Berichten des „Guardian“ zufolge kommt es bei den Bauarbeiten für die WM 2022 in Katar vermehrt zu Todesfällen, die Rede ist von moderner Sklavenarbeit. Wir sprachen mit dem Wolfgang Buettner von Human Rights Watch über die erhobenen Vorwürfe, die Arbeitsbedingungen in Katar und die Rolle der Fifa.
Wolfgang Buettner, der „Guardian“ berichtet, dass bei den Bauarbeiten zur WM 2022 in Katar allein zwischen Juni und August 44 nepalesische Gastarbeiter zu Tode gekommen sind. Katar dementierte diese Zahl. Wo liegt die Wahrheit?
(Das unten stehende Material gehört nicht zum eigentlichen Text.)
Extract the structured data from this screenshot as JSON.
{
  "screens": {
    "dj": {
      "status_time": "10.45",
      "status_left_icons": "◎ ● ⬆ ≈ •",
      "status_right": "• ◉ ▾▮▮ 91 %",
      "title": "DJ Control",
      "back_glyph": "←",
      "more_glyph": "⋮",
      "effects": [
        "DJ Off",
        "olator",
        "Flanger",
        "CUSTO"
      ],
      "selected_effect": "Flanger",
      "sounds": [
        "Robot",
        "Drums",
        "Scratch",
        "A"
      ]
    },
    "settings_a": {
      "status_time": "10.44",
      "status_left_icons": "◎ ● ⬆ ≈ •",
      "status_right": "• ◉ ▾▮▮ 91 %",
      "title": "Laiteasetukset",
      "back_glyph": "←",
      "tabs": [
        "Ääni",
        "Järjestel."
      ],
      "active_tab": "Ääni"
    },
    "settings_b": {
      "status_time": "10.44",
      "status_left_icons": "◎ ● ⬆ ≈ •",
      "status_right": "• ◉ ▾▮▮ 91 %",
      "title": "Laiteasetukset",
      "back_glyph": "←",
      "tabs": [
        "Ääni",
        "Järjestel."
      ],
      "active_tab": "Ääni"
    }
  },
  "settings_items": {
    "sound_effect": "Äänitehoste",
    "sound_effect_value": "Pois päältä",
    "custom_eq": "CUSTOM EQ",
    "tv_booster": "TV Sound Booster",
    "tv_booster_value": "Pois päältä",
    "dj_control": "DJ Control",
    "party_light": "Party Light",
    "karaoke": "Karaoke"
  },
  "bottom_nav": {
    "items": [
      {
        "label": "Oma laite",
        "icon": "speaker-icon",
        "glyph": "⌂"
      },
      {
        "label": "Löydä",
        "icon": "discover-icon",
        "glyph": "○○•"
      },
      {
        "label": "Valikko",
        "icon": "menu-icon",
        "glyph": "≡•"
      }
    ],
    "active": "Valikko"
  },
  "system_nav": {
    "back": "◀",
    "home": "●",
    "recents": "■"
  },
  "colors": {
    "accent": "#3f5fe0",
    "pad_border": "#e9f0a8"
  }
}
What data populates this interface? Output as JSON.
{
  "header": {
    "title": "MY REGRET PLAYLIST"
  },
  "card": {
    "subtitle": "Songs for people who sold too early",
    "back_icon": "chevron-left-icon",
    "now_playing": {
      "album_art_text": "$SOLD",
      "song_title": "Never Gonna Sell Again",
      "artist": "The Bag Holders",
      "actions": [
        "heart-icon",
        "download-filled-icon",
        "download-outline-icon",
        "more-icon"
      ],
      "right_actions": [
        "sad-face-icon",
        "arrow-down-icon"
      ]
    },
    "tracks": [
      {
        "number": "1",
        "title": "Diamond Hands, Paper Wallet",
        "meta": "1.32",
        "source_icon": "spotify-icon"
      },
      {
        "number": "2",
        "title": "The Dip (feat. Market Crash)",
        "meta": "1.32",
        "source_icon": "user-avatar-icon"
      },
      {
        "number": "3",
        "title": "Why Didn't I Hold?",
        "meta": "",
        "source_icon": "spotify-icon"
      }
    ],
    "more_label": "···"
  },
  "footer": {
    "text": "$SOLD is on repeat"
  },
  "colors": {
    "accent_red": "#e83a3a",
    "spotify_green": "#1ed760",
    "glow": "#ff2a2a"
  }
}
Wir von „Human Rights Watch“ können die Ergebnisse des „Guardian“ nur bestätigen. Bereits 2012 haben wir einen Bericht über Arbeitsmigranten in Katar verfasst, in dem es vornehmlich um deren Arbeitsbedingungen in den infrastrukturellen Bauprojekten rund um die WM ging. Es gab auch letztes Jahr schon Berichte von Arbeitsmigranten, die auf den Baustellen starben.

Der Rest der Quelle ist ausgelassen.